Wagner Britta Janina, Plum Patrick Sven, Apel Katharina, Scherer Marie, Buchner Denise, Brinkmann Sebastian, Buettner Reinhard, Stippel Dirk, Quaas Alexander, Drebber Uta
Institute of Pathology, University of Cologne, Faculty of Medicine and University Hospital Cologne, D-50937 Cologne, Germany.
Department of General, Visceral, Cancer and Transplant Surgery, University of Cologne, Faculty of Medicine and University Hospital Cologne, D-50937 Cologne, Germany.
Oncol Lett. 2021 May;21(5):349. doi: 10.3892/ol.2021.12610. Epub 2021 Mar 3.
Cholangiocarcinoma (CCA) is an aggressive malignancy with a 5-year-survival rate of <10%, mainly due to diagnosis in advanced stages and limited therapeutic options in case of progressive disease. Recently, evidence has indicated that alterations in the SWI/SNF-complex (SWI/SNF) may have an important role in the tumorigenesis of CCA. SWI/SNF-related chromatin remodeling has been reported to be crucial for differentiation and tumor suppression, and loss-of-function mutations of SWI/SNF are present in 20% of human malignancies; however, at present, little is known about its relevance in CCA. In the present study, a cohort of 52 patients with the diagnosis of primary CCA was retrospectively collected. All patients underwent surgery with curative intent. Tissue microarray analysis was performed on each tumor for immunohistochemical loss-of-protein analysis of the SWI/SNF core subunits ARID1A, INI-1, BRG1, PBRM-1 and BRM, corresponding to the following CCA subtypes: Extrahepatic CCA (ECCA), small duct or large duct intrahepatic CCA (ICCA). Kaplan-Meier analysis was used to determine survival distribution and survival differences were evaluated by log-rank test.

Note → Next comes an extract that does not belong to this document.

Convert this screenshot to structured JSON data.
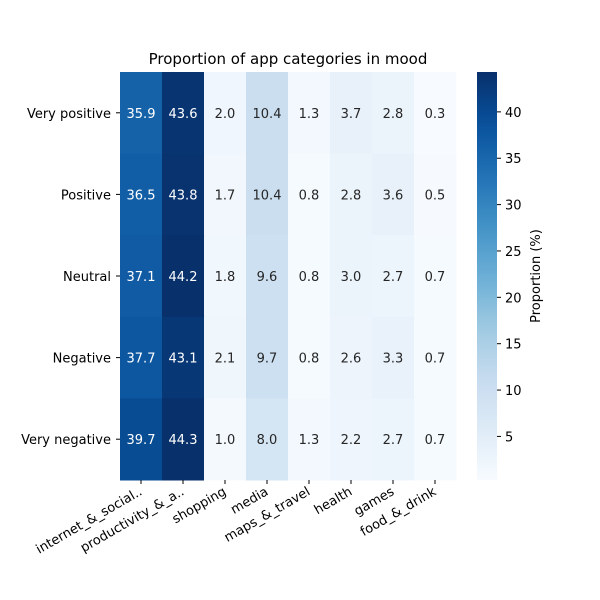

In total, 14 of 52 patients (~35%) exhibited protein-loss of any tested SWI/SNF core subunit. Notably, 17% of patients exhibited a loss of ARID1a; this was the protein loss with the highest frequency. Patients with small and large duct ICCA with protein-loss of any tested SWI/SNF subunit exhibited significantly worse survival compared with the wild-type cohort with proficient protein expression (P=0.013 and P=0.002), whereas no significant survival difference was detected for patients with ECCA. SWI/SNF and its core subunits may be considered promising predictive and therapeutic targets, and require further investigation in patients with CCA.
胆管癌(CCA)是一种侵袭性恶性肿瘤,5年生存率<10%,主要原因是其常在晚期才被诊断出来,且疾病进展时治疗选择有限。最近,有证据表明,SWI/SNF复合物(SWI/SNF)的改变可能在CCA的肿瘤发生中起重要作用。据报道,SWI/SNF相关的染色质重塑对于细胞分化和肿瘤抑制至关重要,并且SWI/SNF的功能丧失突变存在于20%的人类恶性肿瘤中;然而,目前对其在CCA中的相关性知之甚少。在本研究中,回顾性收集了52例诊断为原发性CCA的患者队列。所有患者均接受了根治性手术。对每个肿瘤进行组织微阵列分析,以对SWI/SNF核心亚基ARID1A、INI-1、BRG1、PBRM-1和BRM进行免疫组化蛋白缺失分析,这些亚基对应于以下CCA亚型:肝外CCA(ECCA)、小胆管或大胆管肝内CCA(ICCA)。采用Kaplan-Meier分析确定生存分布,并通过对数秩检验评估生存差异。总共52例患者中有14例(约35%)表现出任何测试的SWI/SNF核心亚基的蛋白缺失。值得注意的是,17%的患者表现出ARID1a缺失;这是频率最高的蛋白缺失。任何测试的SWI/SNF亚基蛋白缺失的小胆管和大胆管ICCA患者与蛋白表达正常的野生型队列相比,生存率显著更差(P=0.013和P=0.002),而ECCA患者未检测到显著的生存差异。SWI/SNF及其核心亚基可能被认为是有前景的预测和治疗靶点,需要在CCA患者中进一步研究。